Fresh milled flour in bread baking

Hi. I’m new to milling my own flour. I have a MockMill 100 and purchased various wheat berries to use primarily for bread baking. I’ve made a few unsuccessful loaves using different recipes…all have been undercooked in the middle and also cratered during cooking. I’m not sure what the problem is. I have adjusted the recipes to accommodate the fresh milled berries instead of store bought flour. Also, for one of my attempts, I used sprouted hard white wheat berries and that loaf was particularly bad. Any advise on would be helpful. Also wondering if there is something to be done differently if you use purchased sprouted wheat berries as opposed to unsprouted wheat berries. Thanks for any help.

When I transitioned to home-milling, I didn’t find a difference in flour performance except that my home-milled flour was a tiny bit more thirsty than the flour produced by Breadtopia’s large stone mill. Are you also transitioning to using whole grain flour exclusively for the first time as well as home-milled? The whole grain aspect may be the bigger learning curve.

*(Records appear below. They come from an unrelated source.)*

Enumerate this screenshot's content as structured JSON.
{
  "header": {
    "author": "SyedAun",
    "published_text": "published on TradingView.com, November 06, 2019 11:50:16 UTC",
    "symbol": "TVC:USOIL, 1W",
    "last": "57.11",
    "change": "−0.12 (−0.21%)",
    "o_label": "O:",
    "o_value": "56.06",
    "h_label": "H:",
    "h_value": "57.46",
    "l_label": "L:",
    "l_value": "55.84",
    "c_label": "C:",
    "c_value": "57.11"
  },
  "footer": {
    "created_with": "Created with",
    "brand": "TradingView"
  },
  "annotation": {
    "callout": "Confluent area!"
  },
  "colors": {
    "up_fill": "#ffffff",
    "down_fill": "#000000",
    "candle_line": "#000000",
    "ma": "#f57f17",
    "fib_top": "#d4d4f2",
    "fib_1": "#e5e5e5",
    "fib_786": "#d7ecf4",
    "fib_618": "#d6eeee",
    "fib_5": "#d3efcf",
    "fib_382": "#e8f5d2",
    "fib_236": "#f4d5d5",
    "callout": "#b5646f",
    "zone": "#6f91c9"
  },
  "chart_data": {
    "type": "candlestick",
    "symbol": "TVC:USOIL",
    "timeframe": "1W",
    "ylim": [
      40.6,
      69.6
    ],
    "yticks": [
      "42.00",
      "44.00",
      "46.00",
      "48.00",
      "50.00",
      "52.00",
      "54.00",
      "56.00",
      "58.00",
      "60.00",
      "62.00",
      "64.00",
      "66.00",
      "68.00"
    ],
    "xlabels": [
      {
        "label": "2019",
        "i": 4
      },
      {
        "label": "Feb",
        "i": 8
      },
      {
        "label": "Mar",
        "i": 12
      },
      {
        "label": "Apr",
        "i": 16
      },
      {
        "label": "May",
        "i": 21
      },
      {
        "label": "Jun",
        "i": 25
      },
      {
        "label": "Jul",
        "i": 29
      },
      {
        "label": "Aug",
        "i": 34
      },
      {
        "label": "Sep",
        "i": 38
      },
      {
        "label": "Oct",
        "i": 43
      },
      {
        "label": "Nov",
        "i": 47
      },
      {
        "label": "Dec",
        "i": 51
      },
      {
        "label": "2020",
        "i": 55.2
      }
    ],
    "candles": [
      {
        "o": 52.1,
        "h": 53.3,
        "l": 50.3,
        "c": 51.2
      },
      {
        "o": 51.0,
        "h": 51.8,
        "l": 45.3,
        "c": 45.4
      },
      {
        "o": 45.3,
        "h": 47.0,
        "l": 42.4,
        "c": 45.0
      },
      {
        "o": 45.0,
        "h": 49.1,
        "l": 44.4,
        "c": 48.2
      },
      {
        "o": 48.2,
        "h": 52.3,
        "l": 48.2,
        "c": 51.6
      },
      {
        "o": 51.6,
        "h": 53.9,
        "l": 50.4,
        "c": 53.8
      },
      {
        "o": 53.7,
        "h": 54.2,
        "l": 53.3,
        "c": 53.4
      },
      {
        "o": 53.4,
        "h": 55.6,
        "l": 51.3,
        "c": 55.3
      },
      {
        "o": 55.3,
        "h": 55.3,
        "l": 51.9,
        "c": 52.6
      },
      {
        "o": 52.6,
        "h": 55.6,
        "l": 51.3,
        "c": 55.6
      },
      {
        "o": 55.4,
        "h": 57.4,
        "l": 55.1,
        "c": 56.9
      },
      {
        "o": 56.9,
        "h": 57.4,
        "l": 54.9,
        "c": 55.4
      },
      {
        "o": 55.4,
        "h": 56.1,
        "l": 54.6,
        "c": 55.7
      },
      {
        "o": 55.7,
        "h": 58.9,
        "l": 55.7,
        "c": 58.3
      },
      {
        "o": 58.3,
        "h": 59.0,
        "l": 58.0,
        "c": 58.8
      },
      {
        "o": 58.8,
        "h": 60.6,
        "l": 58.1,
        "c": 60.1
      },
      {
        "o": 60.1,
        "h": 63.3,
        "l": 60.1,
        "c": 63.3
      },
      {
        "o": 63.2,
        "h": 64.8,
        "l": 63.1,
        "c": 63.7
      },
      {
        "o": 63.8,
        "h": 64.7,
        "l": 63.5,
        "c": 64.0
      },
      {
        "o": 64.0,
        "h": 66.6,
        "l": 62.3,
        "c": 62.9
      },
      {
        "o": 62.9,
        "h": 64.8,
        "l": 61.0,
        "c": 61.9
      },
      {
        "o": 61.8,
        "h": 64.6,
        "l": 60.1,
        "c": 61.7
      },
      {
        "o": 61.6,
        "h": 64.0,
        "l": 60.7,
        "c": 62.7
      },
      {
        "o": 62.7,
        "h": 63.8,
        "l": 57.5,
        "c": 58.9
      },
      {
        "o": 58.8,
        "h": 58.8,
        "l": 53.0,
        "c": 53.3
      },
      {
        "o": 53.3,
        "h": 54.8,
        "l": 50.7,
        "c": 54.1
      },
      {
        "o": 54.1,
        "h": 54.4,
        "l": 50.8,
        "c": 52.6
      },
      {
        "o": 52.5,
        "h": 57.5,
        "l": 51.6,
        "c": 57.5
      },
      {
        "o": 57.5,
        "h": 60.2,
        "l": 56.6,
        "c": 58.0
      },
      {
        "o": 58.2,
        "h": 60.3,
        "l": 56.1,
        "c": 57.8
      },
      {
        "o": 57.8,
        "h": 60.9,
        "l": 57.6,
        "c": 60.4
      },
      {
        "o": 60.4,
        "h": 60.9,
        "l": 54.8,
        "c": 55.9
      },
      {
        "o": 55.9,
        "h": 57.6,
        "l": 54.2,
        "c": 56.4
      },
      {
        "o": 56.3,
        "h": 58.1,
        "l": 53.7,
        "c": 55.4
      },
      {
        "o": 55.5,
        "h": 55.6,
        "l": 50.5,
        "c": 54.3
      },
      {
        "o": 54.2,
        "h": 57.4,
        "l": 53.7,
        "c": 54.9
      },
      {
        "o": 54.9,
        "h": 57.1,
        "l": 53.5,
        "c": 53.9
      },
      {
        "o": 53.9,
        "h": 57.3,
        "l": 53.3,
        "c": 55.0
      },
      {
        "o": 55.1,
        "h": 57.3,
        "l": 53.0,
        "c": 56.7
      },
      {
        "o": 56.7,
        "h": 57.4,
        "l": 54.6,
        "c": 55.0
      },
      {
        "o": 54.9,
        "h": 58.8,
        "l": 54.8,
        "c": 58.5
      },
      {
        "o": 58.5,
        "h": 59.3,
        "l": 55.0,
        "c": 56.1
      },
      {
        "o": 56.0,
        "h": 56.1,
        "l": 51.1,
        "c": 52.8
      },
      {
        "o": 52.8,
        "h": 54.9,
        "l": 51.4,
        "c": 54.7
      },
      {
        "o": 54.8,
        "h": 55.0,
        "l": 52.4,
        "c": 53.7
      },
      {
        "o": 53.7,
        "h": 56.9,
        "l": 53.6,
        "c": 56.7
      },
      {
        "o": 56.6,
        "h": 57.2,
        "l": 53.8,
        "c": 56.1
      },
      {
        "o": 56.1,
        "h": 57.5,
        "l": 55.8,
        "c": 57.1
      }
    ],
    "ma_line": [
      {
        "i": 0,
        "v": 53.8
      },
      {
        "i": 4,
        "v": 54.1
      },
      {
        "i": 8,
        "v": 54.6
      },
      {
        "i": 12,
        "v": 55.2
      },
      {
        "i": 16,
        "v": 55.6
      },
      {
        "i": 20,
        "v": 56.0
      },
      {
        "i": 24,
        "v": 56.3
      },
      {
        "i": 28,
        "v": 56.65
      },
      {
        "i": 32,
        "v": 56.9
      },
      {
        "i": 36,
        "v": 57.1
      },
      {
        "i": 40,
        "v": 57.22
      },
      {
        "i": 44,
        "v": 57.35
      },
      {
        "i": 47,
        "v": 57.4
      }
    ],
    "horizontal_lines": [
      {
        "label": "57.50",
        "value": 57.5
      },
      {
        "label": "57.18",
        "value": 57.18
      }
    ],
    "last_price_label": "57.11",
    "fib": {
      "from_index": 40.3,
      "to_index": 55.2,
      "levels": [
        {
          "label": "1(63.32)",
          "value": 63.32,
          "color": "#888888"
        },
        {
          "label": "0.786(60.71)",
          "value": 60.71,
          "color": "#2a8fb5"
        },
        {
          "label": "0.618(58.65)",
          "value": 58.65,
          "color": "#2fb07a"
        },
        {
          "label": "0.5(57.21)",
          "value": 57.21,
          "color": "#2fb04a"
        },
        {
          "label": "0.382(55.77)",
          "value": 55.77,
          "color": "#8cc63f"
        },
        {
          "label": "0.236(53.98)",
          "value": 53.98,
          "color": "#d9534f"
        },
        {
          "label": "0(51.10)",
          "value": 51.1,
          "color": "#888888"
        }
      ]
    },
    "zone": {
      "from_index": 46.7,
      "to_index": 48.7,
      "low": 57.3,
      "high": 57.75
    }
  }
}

Either way, it sounds like maybe the dough is over-fermenting – I’m going off the “cratered during baking” description you give. Whole grain flour ferments faster than refined flour, and sprouted whole grain flour even faster.

If you’re following a recipe that gives time parameters, try to ignore them in favor of looking at the dough, and keep in mind that there will be fewer bubbles on the surface of a whole grain dough, even if it is very developed and webby inside.

If you haven’t already seen this blog post, it may be a helpful read for understanding different flours.

Here is a blog post with a lot of whole grain dough process photos that show when I end the bulk fermentation and the final proof, some home-milled flour and some not.

More process photos - this blog has a 100% home milled yecora rojo bread and the comparable process on a 50:50 version with bread flour.

All home-milled, mix of sprouted spelt and not sprouted hard red spring wheat.

Here’s a loaf that is all sprouted wheat, but sifted and milled by Breadtopia.

Thanks so much for your help including all the resources you’ve shared. I had not seen some of them before. I’m gearing up to attempt bread baking again. I took a bit of a break out of feeling frustrated with poor results and also we were experience an extreme heat wave here in Colorado that caused me not to want to use the oven…(no AC here). In the meantime I have been reading two books…Flour Lab…and Beard on Bread. Both have been helpful. There is so much to this beautiful art…and I upped my learning curve by attempting to bake with a sourdough starter, fresh milled flour of varying types (hard white wheat, spelt, sprouted hard white wheat) in addition to having to adjust time for high altitude baking (I’m at 55oo ft). The other thing I have been trying is partially using my stand alone mixer dough hook to do some of the kneading. I think it’s just too many new things at once that caused the flops. I’m determined to make some great bread though and may attempt some today. I’ll keep you posted.

It definitely helps to change one variable at a time. Enjoy that cool weather!